[rescue] U30--thanks

Joshua D Boyd jdboyd at cs.millersville.edu
Tue Aug 6 22:33:40 CDT 2002


On Tue, Aug 06, 2002 at 10:34:52PM -0400, Katherine Strojny wrote:
> 
> My only exposure to FDDI was ordering it for a couple of HP T520s in ~1996,
> and I forget the integer in front of the 3 zeros but the cost was
> prohibitive enough that it never, ever occurred to me that I might want to
> run it at home.  (Er, before falling under the influence of this list,
> anyway.)

OK.  PCI FDDI adapters will run you from $1 (for some sun PCI cards
that are only 32bit, and close on ebay in an hour with no bids so
far), to $35 for DEC DEFPA cards (the most widely supported,
solaris/sparc support unknown,  but definately good for just about any
other machine you might have), to what ever the syskonect cards cost.
I see an official sun one for $200, but I believe the non official
ones are far cheap, like sub $100.  Dave could give you the details.
Frankly, other than coolness, I'm not sure that 64/66 PCI gets you
anything here, other than perhaps lightening the load on the rest of
the bus somehow.

Cables are $5 up.  Concentrators are readily available for $100, but
can often be had for less.  

To connect all the FDDI stuff to your existing network, you will
either need to have one of your computers bridging networks, or you
will need a concentrator with ethernet uplink (preferably 100mbit, but
this will probably either be expensive, or you will have to be very
patient), or an ethernet switch with FDDI uplink (again either
expensive or you will need to be patience.  Mine cost me $65).

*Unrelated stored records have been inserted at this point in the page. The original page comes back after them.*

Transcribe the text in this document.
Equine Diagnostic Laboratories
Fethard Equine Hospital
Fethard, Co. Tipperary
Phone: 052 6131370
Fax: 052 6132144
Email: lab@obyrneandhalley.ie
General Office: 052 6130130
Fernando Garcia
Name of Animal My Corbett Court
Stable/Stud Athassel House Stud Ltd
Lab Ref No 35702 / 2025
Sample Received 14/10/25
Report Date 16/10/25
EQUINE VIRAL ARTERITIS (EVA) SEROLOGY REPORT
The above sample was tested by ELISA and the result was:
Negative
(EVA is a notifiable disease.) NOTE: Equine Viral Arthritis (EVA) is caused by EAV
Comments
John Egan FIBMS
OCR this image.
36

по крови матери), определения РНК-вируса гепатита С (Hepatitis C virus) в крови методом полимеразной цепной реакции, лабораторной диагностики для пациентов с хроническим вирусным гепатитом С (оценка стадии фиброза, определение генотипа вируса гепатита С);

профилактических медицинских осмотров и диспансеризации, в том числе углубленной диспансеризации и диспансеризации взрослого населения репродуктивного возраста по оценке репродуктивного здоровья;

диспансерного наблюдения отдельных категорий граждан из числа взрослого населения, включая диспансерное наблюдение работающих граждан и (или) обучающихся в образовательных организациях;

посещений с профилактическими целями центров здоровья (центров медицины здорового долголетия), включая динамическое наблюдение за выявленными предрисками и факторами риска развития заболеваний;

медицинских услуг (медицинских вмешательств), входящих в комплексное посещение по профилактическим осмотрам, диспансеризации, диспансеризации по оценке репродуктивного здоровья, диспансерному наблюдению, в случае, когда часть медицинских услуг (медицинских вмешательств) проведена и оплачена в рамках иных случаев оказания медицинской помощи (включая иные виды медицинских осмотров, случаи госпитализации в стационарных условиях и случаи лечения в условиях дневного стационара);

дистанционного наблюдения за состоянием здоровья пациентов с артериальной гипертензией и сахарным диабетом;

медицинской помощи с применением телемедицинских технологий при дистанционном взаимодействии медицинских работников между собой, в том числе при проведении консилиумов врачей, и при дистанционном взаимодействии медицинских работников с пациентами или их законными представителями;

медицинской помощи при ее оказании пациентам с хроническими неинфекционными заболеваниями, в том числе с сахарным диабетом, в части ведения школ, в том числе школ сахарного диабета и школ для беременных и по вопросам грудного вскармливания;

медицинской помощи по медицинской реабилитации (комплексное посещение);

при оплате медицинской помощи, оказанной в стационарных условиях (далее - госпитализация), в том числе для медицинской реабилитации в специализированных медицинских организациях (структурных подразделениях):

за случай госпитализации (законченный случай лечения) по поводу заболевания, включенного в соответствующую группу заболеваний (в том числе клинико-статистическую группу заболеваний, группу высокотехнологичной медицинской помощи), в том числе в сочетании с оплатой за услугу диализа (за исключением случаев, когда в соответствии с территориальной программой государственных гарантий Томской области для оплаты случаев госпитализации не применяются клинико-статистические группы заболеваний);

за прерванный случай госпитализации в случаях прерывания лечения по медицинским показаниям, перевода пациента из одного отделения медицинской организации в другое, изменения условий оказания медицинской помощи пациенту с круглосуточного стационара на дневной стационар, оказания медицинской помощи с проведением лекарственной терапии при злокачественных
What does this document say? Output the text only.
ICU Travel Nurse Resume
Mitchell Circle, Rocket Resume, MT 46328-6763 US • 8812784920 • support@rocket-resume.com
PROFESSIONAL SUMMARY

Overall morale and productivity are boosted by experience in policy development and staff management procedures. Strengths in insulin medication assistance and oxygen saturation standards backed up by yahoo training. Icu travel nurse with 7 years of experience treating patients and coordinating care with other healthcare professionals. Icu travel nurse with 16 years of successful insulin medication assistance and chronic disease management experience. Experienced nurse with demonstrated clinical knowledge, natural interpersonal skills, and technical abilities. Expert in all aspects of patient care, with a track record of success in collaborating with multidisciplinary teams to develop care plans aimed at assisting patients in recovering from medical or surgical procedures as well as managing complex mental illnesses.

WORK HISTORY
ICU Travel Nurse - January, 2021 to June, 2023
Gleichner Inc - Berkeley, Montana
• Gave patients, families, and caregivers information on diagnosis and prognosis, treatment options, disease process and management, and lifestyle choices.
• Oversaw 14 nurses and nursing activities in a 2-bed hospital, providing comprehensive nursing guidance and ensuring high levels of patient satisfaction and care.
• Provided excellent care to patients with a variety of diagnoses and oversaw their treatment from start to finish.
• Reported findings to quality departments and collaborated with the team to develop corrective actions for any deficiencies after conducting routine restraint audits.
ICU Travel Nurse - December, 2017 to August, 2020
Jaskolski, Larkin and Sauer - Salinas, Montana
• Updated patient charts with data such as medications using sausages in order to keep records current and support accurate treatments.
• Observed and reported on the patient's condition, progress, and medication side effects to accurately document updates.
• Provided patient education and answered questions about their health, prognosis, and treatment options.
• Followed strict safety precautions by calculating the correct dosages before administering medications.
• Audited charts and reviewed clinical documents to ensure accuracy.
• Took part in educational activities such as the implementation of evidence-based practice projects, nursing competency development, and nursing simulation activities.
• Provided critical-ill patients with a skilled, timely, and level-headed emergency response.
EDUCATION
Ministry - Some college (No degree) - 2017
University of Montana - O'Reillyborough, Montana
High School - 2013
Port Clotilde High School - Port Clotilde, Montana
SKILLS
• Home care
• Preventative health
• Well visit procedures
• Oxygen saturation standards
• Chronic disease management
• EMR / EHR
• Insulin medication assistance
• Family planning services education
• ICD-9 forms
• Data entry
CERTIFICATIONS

So, your total cost could easily be well under $100, or it could cost
as much as the U30, or if you let yourself get carried away, if could
cost a lot more.
 
> When I look at my other systems (not good FDDI candidates, I think) and my
> ISP connection for the next few months (POTS), the only reason I could see
> for doing FDDI on the U30 would be for the fun of it.  Another factor here
> is that I've been gypsying around a lot ... 802.11a|b tends to be the most
> appealing option when I think about setup/takedown.

You don't have an at home file server or database server?  Those would
both benefit from FDDI.

Also, a properly optimized squid cache would benefit from a FDDI
connection between it and your desktop.  Basically, any time large
chunks of data is being send, FDDI is supposed to be better.

And hey, technically, FDDI is wireless.